Düşünen bir hayvan mıyım? Et, kemik ve kandan ibaret… Aç kalınca öfkelenen, sevilince mutlu olan, ölünce toprağa karışan, çürüyüp giden bir organizma mıyım?
Ben kimim?
Yoksa ileri zekâlı başka varlıkların kurduğu bir simülasyonda, sıra dışı bir yazılım, algoritmaya hapsolmuş bir varlık mıyım? Kodlanmış bir benliğin iradesiz bir enerji parçası mıyım?
İnsanın değerini en dibe düşürecek ucuz tanımlarla tarif etmeye çalışmak, çağımızın zihin karmaşasına dönüşmüş durumda. Peki bu değersizleştirme çabaları gerçekten bilimin gözlem ve verilerine mi dayanıyor, yoksa belli bir amaca hizmet eden kurgusal teoriler mi?

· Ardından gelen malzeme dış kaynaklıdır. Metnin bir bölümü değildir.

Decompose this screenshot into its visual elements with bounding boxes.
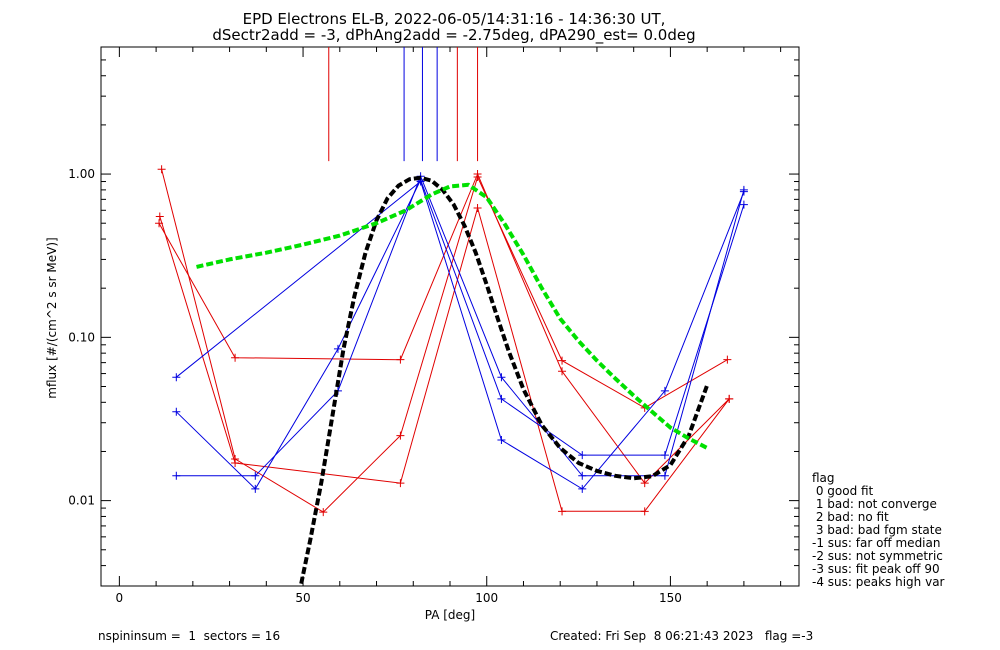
- fit-curves: [196, 175, 710, 585]
- series-line: [175, 178, 745, 490]
- x-tick-label: 150: [659, 591, 682, 605]
- x-tick-label: 50: [295, 591, 310, 605]
- legend-entry-5: -2 sus: not symmetric: [812, 549, 943, 563]
- data-point: [172, 373, 181, 382]
- data-point: [172, 471, 181, 480]
- data-point: [578, 471, 587, 480]
- data-point: [739, 187, 748, 196]
- x-tick-label: 0: [116, 591, 124, 605]
- legend-entry-0: 0 good fit: [812, 484, 874, 498]
- legend-entry-1: 1 bad: not converge: [812, 497, 937, 511]
- y-tick-label: 0.10: [68, 330, 95, 344]
- data-point: [558, 507, 567, 516]
- data-point: [396, 479, 405, 488]
- data-point: [231, 458, 240, 467]
- legend-entry-6: -3 sus: fit peak off 90: [812, 562, 940, 576]
- data-point: [396, 431, 405, 440]
- x-axis-label: PA [deg]: [425, 608, 475, 622]
- footer-right: Created: Fri Sep 8 06:21:43 2023 flag =-…: [550, 629, 813, 643]
- data-point: [319, 508, 328, 517]
- data-point: [333, 344, 342, 353]
- data-point: [251, 471, 260, 480]
- data-point: [640, 507, 649, 516]
- data-point: [723, 355, 732, 364]
- data-point: [497, 394, 506, 403]
- data-point: [497, 373, 506, 382]
- y-tick-label: 0.01: [68, 494, 95, 508]
- data-point: [725, 394, 734, 403]
- legend-entry-7: -4 sus: peaks high var: [812, 575, 945, 589]
- fit-curve-1: [196, 182, 709, 450]
- series-2: [155, 170, 734, 488]
- data-series: [155, 165, 748, 517]
- series-0: [157, 165, 732, 517]
- x-axis: 0 50 100 150: [116, 47, 782, 605]
- series-5: [172, 177, 748, 493]
- data-point: [558, 356, 567, 365]
- legend-title: flag: [812, 471, 835, 485]
- data-point: [396, 355, 405, 364]
- series-4: [172, 175, 748, 493]
- data-point: [660, 451, 669, 460]
- data-point: [155, 219, 164, 228]
- data-point: [497, 436, 506, 445]
- data-point: [739, 200, 748, 209]
- series-line: [161, 169, 728, 513]
- legend-entry-2: 2 bad: no fit: [812, 510, 889, 524]
- data-point: [157, 165, 166, 174]
- vertical-markers: [328, 47, 479, 162]
- data-point: [578, 451, 587, 460]
- series-line: [176, 174, 745, 477]
- data-point: [172, 407, 181, 416]
- fit-curve-0: [299, 175, 710, 585]
- flag-legend: flag 0 good fit 1 bad: not converge 2 ba…: [812, 471, 945, 589]
- data-point: [473, 170, 482, 179]
- y-axis-label: mflux [#/(cm^2 s sr MeV)]: [45, 237, 59, 398]
- data-point: [231, 353, 240, 362]
- series-1: [155, 203, 734, 516]
- y-axis: 0.01 0.10 1.00: [68, 59, 799, 567]
- data-point: [251, 484, 260, 493]
- data-point: [558, 367, 567, 376]
- chart-subtitle: dSectr2add = -3, dPhAng2add = -2.75deg, …: [212, 26, 695, 45]
- data-point: [660, 386, 669, 395]
- chart-title: EPD Electrons EL-B, 2022-06-05/14:31:16 …: [243, 10, 666, 28]
- data-point: [578, 484, 587, 493]
- x-tick-label: 100: [475, 591, 498, 605]
- data-point: [640, 479, 649, 488]
- data-point: [155, 212, 164, 221]
- legend-entry-4: -1 sus: far off median: [812, 536, 940, 550]
- series-line: [175, 180, 745, 490]
- data-point: [473, 203, 482, 212]
- data-point: [660, 471, 669, 480]
- legend-entry-3: 3 bad: bad fgm state: [812, 523, 942, 537]
- footer-left: nspininsum = 1 sectors = 16: [98, 629, 280, 643]
- y-tick-label: 1.00: [68, 167, 95, 181]
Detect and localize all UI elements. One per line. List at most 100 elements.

Kendisini değersiz, gayesiz ve başıboş sanan insan; zamanla hayatını yalnızca zevk ve menfaat uğruna tüketmeye başlar ve böylece esfel-i sâfilîn (aşağıların en aşağısı) derekesine doğru sürüklenir. Oysa insan, ahsen-i takvim (en güzel şekilde) yaratılmıştır ve a’lâ-yı illiyyîn'e (en yüksek makam) yükselebilecek bir kıymettedir. Bu yüce gaye doğrultusunda yaşamalı, asla kendini sahipsiz ve başıboş zannetmemelidir.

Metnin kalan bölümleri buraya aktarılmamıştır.